For more on the link between stress and transactional self-worth, see Shifting The Focus: Stress to Self-Worth by Dr. Dave Nicol.
4. Better relationships
Too often, a lack of understanding about what drives human behavior leads to conflict and friction in our relationships. PQ is like the owner’s manual for the human brain you always wished for. When you gain deeper insight into what drives your own behavior, you can act from conscious awareness rather than on autopilot. And when you understand what drives the behavior of others, they no longer trigger you the way they used to.
PQ teaches empathy and practical conflict-management skills that strengthen relationships both at work and at home.
These aren’t aspirational goals — this is what’s possible when you change the way your mind works at a foundational level. You see things differently. You act with unshakable faith in yourself. You become a better version of you, inspiring the people around you.

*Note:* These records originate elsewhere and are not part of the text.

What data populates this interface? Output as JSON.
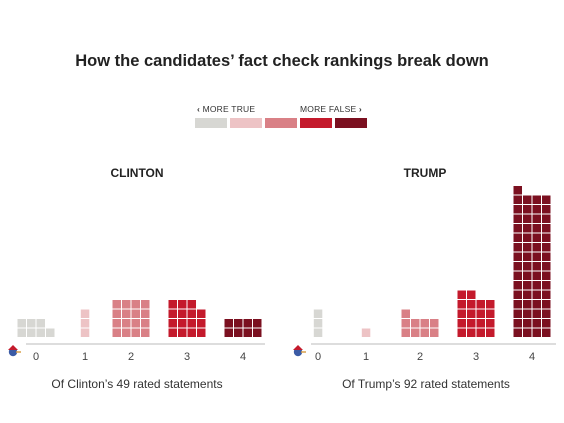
{
  "title": "How the candidates’ fact check rankings break down",
  "legend": {
    "more_true": "MORE TRUE",
    "more_false": "MORE FALSE",
    "colors": [
      "#d7d7d3",
      "#edc3c5",
      "#d98086",
      "#c41a2c",
      "#7b1020"
    ]
  },
  "chart_data": [
    {
      "type": "bar",
      "title": "CLINTON",
      "caption": "Of Clinton’s 49 rated statements",
      "categories": [
        "0",
        "1",
        "2",
        "3",
        "4"
      ],
      "values": [
        7,
        3,
        16,
        15,
        8
      ],
      "colors": [
        "#d7d7d3",
        "#edc3c5",
        "#d98086",
        "#c41a2c",
        "#7b1020"
      ]
    },
    {
      "type": "bar",
      "title": "TRUMP",
      "caption": "Of Trump’s 92 rated statements",
      "categories": [
        "0",
        "1",
        "2",
        "3",
        "4"
      ],
      "values": [
        3,
        1,
        9,
        18,
        61
      ],
      "colors": [
        "#d7d7d3",
        "#edc3c5",
        "#d98086",
        "#c41a2c",
        "#7b1020"
      ]
    }
  ]
}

What difference does this make? A big one. You’re learning to focus your precious energy on the things you can control — how you respond in any given situation — and stop wasting energy trying to change what you can’t control: other people’s thoughts, feelings, and actions.
For more on what’s possible when you grow your emotional intelligence, see this article from the AVMA.
Thriving in veterinary medicine is possible
Positive psychology interventions, including those underpinning PQ, have consistently demonstrated both short- and long-term improvements in wellbeing and performance for veterinary professionals and their teams.
Veterinary professionals dedicate their lives to the wellbeing of animals, clients, and their communities. Mental fitness training empowers you to prioritize your own wellbeing while continuing to achieve success — without having to sacrifice one for the other.